Invited Talks

Ahmed K. Elmagarmid (Qatar Computing Research Institute)

  • Title: Insight into Data Cleaning and Linkage
  • Abstract:
  • In this talk, we will start by discussing some of the handicaps facing creating effective and efficient data cleaning solutions. Then we will discuss some challenges and criticize current conservative approaches to this very critical problem of data repair, cleaning and de-duplication. Finally we will discuss some of our work at QCRI and Purdue in this area such as Guided data Repair, record Linkage, Web data cleaning, and user-assisted data cleaning.
  • Bio:
    Ahmed K. Elmagarmid is the Qatar Foundation's executive director of the Qatar Computing Research Institute. Before joining Qatar Foundation, he was director of both the Indiana Center for Database Systems and the Cyber Center at Purdue University's Discovery Park and a professor of Computer Science at Purdue, where he taught and researched for 25 years. Elmagarmid's research interests focus ranges on a large spectrum of foundational and application-oriented database research. He is on several editorial boards and program committees, he is the editor in chief of the distributed and parallel database journal and the book series on advances in Database Systems. Early in his career, in 1988, he received the National Science Foundation's Presidential Young Investigator award from President Ronald Reagan. The Ohio State University (1993) and the University of Dayton (1995) have both named him among their distinguished alumni. He is a fellow of the IEEE and an ACM distinguished scientist.

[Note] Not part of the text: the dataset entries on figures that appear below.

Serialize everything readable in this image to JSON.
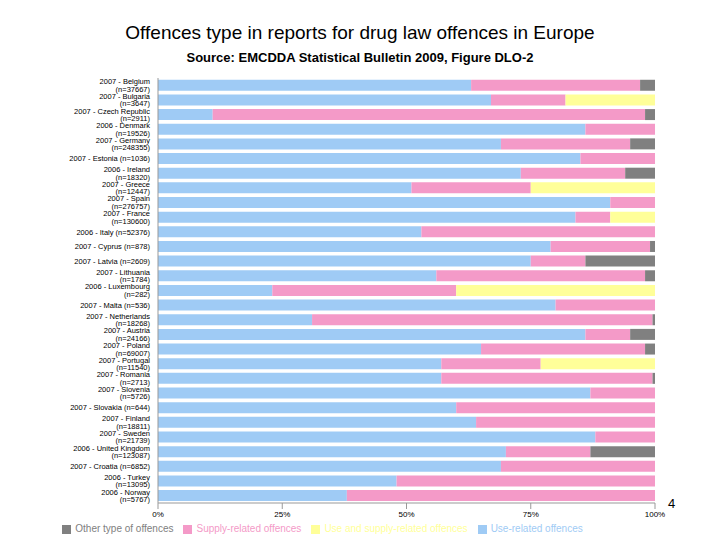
{
  "chart_data": {
    "type": "bar",
    "title": "Offences type in reports for drug law offences in Europe",
    "subtitle": "Source: EMCDDA Statistical Bulletin 2009, Figure DLO-2",
    "orientation": "horizontal",
    "stacked": true,
    "legend": "bottom",
    "grid": false,
    "categories": [
      "2007 - Belgium (n=37667)",
      "2007 - Bulgaria (n=3647)",
      "2007 - Czech Republic (n=2911)",
      "2006 - Denmark (n=19526)",
      "2007 - Germany (n=248355)",
      "2007 - Estonia (n=1036)",
      "2006 - Ireland (n=18320)",
      "2007 - Greece (n=12447)",
      "2007 - Spain (n=276757)",
      "2007 - France (n=130600)",
      "2006 - Italy (n=52376)",
      "2007 - Cyprus (n=878)",
      "2007 - Latvia (n=2609)",
      "2007 - Lithuania (n=1784)",
      "2006 - Luxembourg (n=282)",
      "2007 - Malta (n=536)",
      "2007 - Netherlands (n=18268)",
      "2007 - Austria (n=24166)",
      "2007 - Poland (n=69007)",
      "2007 - Portugal (n=11540)",
      "2007 - Romania (n=2713)",
      "2007 - Slovenia (n=5726)",
      "2007 - Slovakia (n=644)",
      "2007 - Finland (n=18811)",
      "2007 - Sweden (n=21739)",
      "2006 - United Kingdom (n=123087)",
      "2007 - Croatia (n=6852)",
      "2006 - Turkey (n=13095)",
      "2006 - Norway (n=5767)"
    ],
    "series": [
      {
        "name": "Use-related offences",
        "color": "#9fcbf5",
        "values": [
          63,
          67,
          11,
          86,
          69,
          85,
          73,
          51,
          91,
          84,
          53,
          79,
          75,
          56,
          23,
          80,
          31,
          86,
          65,
          57,
          57,
          87,
          60,
          64,
          88,
          70,
          69,
          48,
          38
        ]
      },
      {
        "name": "Supply-related offences",
        "color": "#f49ac8",
        "values": [
          34,
          15,
          87,
          14,
          26,
          15,
          21,
          24,
          9,
          7,
          47,
          20,
          11,
          42,
          37,
          20,
          68.5,
          9,
          33,
          20,
          42.5,
          13,
          40,
          36,
          12,
          17,
          31,
          52,
          62
        ]
      },
      {
        "name": "Use and supply-related offences",
        "color": "#ffff99",
        "values": [
          0,
          18,
          0,
          0,
          0,
          0,
          0,
          25,
          0,
          9,
          0,
          0,
          0,
          0,
          40,
          0,
          0,
          0,
          0,
          23,
          0,
          0,
          0,
          0,
          0,
          0,
          0,
          0,
          0
        ]
      },
      {
        "name": "Other type of offences",
        "color": "#808080",
        "values": [
          3,
          0,
          2,
          0,
          5,
          0,
          6,
          0,
          0,
          0,
          0,
          1,
          14,
          2,
          0,
          0,
          0.5,
          5,
          2,
          0,
          0.5,
          0,
          0,
          0,
          0,
          13,
          0,
          0,
          0
        ]
      }
    ],
    "xlim": [
      0,
      100
    ],
    "xticks": [
      {
        "value": 0,
        "label": "0%"
      },
      {
        "value": 25,
        "label": "25%"
      },
      {
        "value": 50,
        "label": "50%"
      },
      {
        "value": 75,
        "label": "75%"
      },
      {
        "value": 100,
        "label": "100%"
      }
    ],
    "annotations": [
      "4"
    ]
  }
}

Wenfei Fan (University of Edinburgh)

  • Title: Data Quality: Theory and Practice
  • Abstract:
    Real-life data are often dirty: inconsistent, inaccurate, incomplete stale and/or duplicated. The prevalent use of Internet has been increasing the risks, in an unprecedented scale, of creating and propagating dirty data. Dirty data are estimated to cost US industry alone billions of dollars each year. There is no reason to believe that the scale of the problem is any different in any other society that is dependent on information technology. This highlights the need for the study of data quality. This talk is to provide an overview of recent advances in the area of data quality, from theory to practical techniques. We present a conditional dependency theory for capturing data inconsistencies, matching dependencies for data deduplication, relative information completeness for characterizing incomplete data, and a data currency model for querying possibly stale data. We also briefly discuss techniques for automatically discovering data quality rules, detecting errors in real-life data, and for correcting the errors with performance guarantees.
  • Bio:
    Wenfei Fan is Chair of Web Data Management in the School of Informatics, University of Edinburgh, UK. He is a Fellow of the Royal Society of Edinburgh, UK, a National Professor of the Thousand-Talent Program and a Yangtze River Scholar, China. He received his PhD from the University of Pennsylvania, USA, and his MS and BS from Peking University, China. He is a recipient of the Alberto O. Mendelzon Test-of-Time Award of ACM PODS 2010, the Best Paper Award for VLDB 2010, the Roger Needham Award in 2008 (UK), the Best Paper Award for IEEE ICDE 2007, the Outstanding Overseas Young Scholar Award in 2003, the Best Paper of the Year Award for Computer Networks in 2002, and the Career Award in 2001 (USA). His current research interests include database theory and systems, in particular data quality, data integration, database security, distributed query processing, query languages, social networks, Web services and XML.